Le protocole d'accord annoncé, jeudi soir, par Covéa et Scor, qui met fin à une guerre entre les deux groupes, a été salué par les marchés. L’action Scor a grimpé de 8 % vendredi. Il permet finalement à chacun de sortir d’une ornière préjudiciable aux deux groupes et à la place de Paris. Si Scor apparaît sortir vainqueur de ce long conflit, Covéa se renforce encore dans la réassurance et évite un sérieux risque juridique.
Le protocole d'accord, signé jeudi dernier, entre le réassureur Scor et l'assureur mutualiste Covéa, pour mettre fin à un conflit vieux de près de trois ans, a été salué par les marchés. Le titre Scor a bondi de 8,43% vendredi à 28, 3 euros à la clôture.
Le point clé de cet accord concerne les relations capitalistiques entre les deux groupes. Covéa s'engage en effet à renoncer à toute prise de contrôle de Scor, et même à toute participation au capital, pendant une période de 7 ans. Et le réassureur dispose d'une option d'achat irrévocable sur les 8,4% de son capital détenus par Covéa, au prix d'exercice de 28 euros par action et ce pendant une durée de cinq ans.
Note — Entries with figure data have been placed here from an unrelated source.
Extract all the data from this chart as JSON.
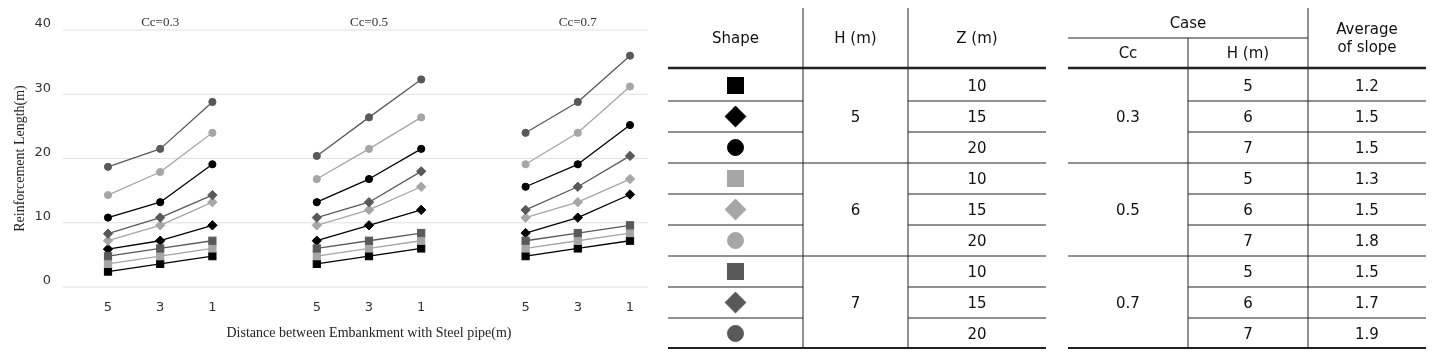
{
  "chart_data": [
    {
      "type": "line",
      "xlabel": "Distance between Embankment with Steel pipe(m)",
      "ylabel": "Reinforcement Length(m)",
      "categories": [
        "5",
        "3",
        "1",
        null,
        "5",
        "3",
        "1",
        null,
        "5",
        "3",
        "1"
      ],
      "ylim": [
        0,
        40
      ],
      "yticks": [
        0,
        10,
        20,
        30,
        40
      ],
      "grid": "y",
      "annotations": [
        "Cc=0.3",
        "Cc=0.5",
        "Cc=0.7"
      ],
      "series": [
        {
          "color": "#000000",
          "marker": "square",
          "values": [
            2.4,
            3.6,
            4.8,
            null,
            3.6,
            4.8,
            6.0,
            null,
            4.8,
            6.0,
            7.2
          ]
        },
        {
          "color": "#000000",
          "marker": "diamond",
          "values": [
            5.9,
            7.2,
            9.6,
            null,
            7.2,
            9.6,
            12.0,
            null,
            8.4,
            10.8,
            14.4
          ]
        },
        {
          "color": "#000000",
          "marker": "circle",
          "values": [
            10.8,
            13.2,
            19.1,
            null,
            13.2,
            16.8,
            21.5,
            null,
            15.6,
            19.1,
            25.2
          ]
        },
        {
          "color": "#a6a6a6",
          "marker": "square",
          "values": [
            3.6,
            4.8,
            6.0,
            null,
            4.8,
            6.0,
            7.2,
            null,
            6.0,
            7.2,
            8.4
          ]
        },
        {
          "color": "#a6a6a6",
          "marker": "diamond",
          "values": [
            7.2,
            9.6,
            13.2,
            null,
            9.6,
            12.0,
            15.6,
            null,
            10.8,
            13.2,
            16.8
          ]
        },
        {
          "color": "#a6a6a6",
          "marker": "circle",
          "values": [
            14.3,
            17.9,
            24.0,
            null,
            16.8,
            21.5,
            26.4,
            null,
            19.1,
            24.0,
            31.2
          ]
        },
        {
          "color": "#595959",
          "marker": "square",
          "values": [
            4.8,
            6.0,
            7.2,
            null,
            6.0,
            7.2,
            8.4,
            null,
            7.2,
            8.4,
            9.6
          ]
        },
        {
          "color": "#595959",
          "marker": "diamond",
          "values": [
            8.3,
            10.8,
            14.3,
            null,
            10.8,
            13.2,
            18.0,
            null,
            12.0,
            15.6,
            20.4
          ]
        },
        {
          "color": "#595959",
          "marker": "circle",
          "values": [
            18.7,
            21.5,
            28.8,
            null,
            20.4,
            26.4,
            32.3,
            null,
            24.0,
            28.8,
            36.0
          ]
        }
      ]
    },
    {
      "type": "other",
      "annotations": [
        "Shape",
        "H (m)",
        "Z (m)",
        "Case",
        "Cc",
        "H (m)",
        "Average of slope",
        "5",
        "6",
        "7",
        "10",
        "15",
        "20",
        "10",
        "15",
        "20",
        "10",
        "15",
        "20",
        "0.3",
        "0.5",
        "0.7",
        "5",
        "6",
        "7",
        "5",
        "6",
        "7",
        "5",
        "6",
        "7",
        "1.2",
        "1.5",
        "1.5",
        "1.3",
        "1.5",
        "1.8",
        "1.5",
        "1.7",
        "1.9"
      ]
    }
  ]
}
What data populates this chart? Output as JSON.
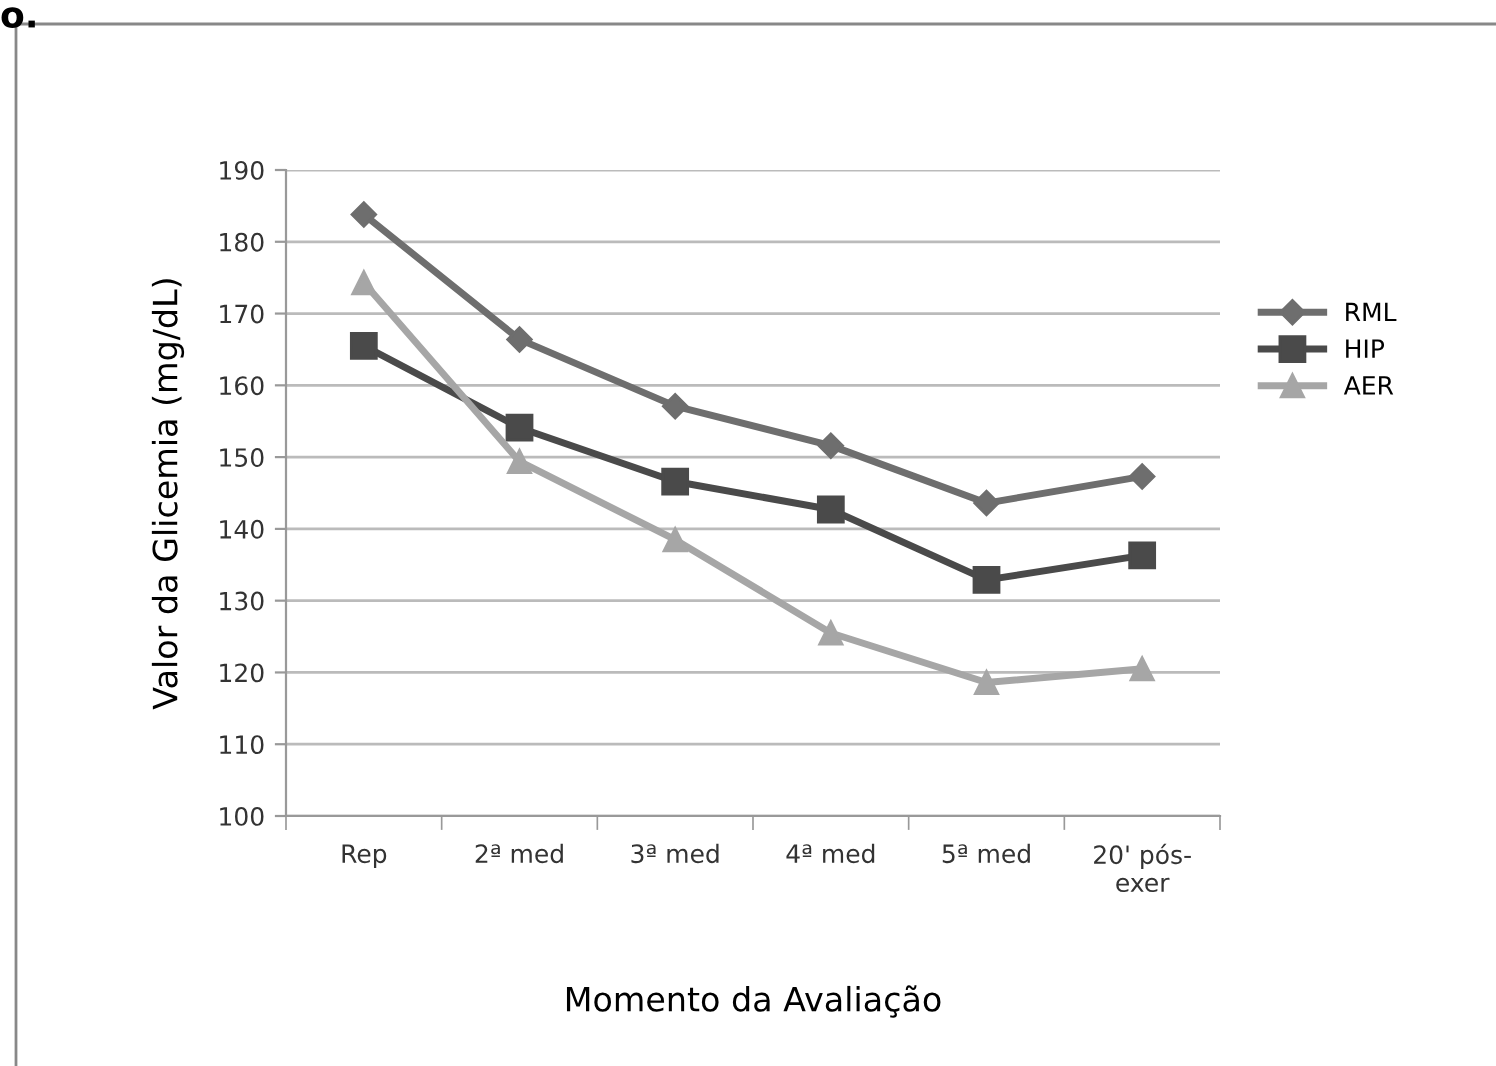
{
  "chart_data": {
    "type": "line",
    "xlabel": "Momento da Avaliação",
    "ylabel": "Valor da Glicemia (mg/dL)",
    "annotations": [
      "o."
    ],
    "categories": [
      "Rep",
      "2ª med",
      "3ª med",
      "4ª med",
      "5ª med",
      "20' pós-\nexer"
    ],
    "series": [
      {
        "name": "RML",
        "color": "#6e6e6e",
        "marker": "diamond",
        "values": [
          183.8,
          166.4,
          157.1,
          151.6,
          143.6,
          147.3
        ]
      },
      {
        "name": "HIP",
        "color": "#4a4a4a",
        "marker": "square",
        "values": [
          165.5,
          154.1,
          146.6,
          142.7,
          132.9,
          136.3
        ]
      },
      {
        "name": "AER",
        "color": "#a6a6a6",
        "marker": "triangle",
        "values": [
          174.3,
          149.4,
          138.5,
          125.5,
          118.6,
          120.5
        ]
      }
    ],
    "ylim": [
      100,
      190
    ],
    "yticks": [
      100,
      110,
      120,
      130,
      140,
      150,
      160,
      170,
      180,
      190
    ],
    "grid": "y",
    "legend": "right",
    "line_style": "solid"
  }
}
Scor dispose ainsi une nouvelle marge de manœuvre sur son capital, notamment celle d'organiser cette sortie comme il le souhaite, par bloc ou au fil de l'eau. Le prix d'exercice constitue dès lors un cours de référence et le marché s'est donc logiquement ajusté à ce prix.
Gagnant gagnant
« L'accord est positif pour Scor et Covéa », souligne Christian Bardoff, analyste chez l'agence de notation Moody's. Il lève, selon lui, une source de tensions pour les équipes dirigeantes, permet à Covéa de diversifier son risque de crédit avec l'acquisition auprès de Scor d'un portefeuille de réassurance vie d'un milliard d'euros, et libère du capital pour le réassureur qu'il peut redéployer dans les activités de réassurance dommages, un marché où les tarifs sont en hausse
« Pour Scor, les points positifs de l'accord semblent l'emporter sur les points négatifs », estime de son côté UBS dans une note, publiée jeudi. Pour l'analyste actions, la transaction est relutive pour le réassureur, dégage du capital réglementaire (de 10 à 20 points de base) et surtout elle lève une hypothèque sur le placement éventuel et non souhaité sur le marché du bloc détenu par de Covéa, ce qui pouvait peser sur le titre. Bien sûr, il enlève également toute prime spéculative sur Scor mais le scénario d'une offre hostile de Covéa sur Scor n'aurait été accepté ni par le régulateur, ni par les conseils d'administration du mutualiste.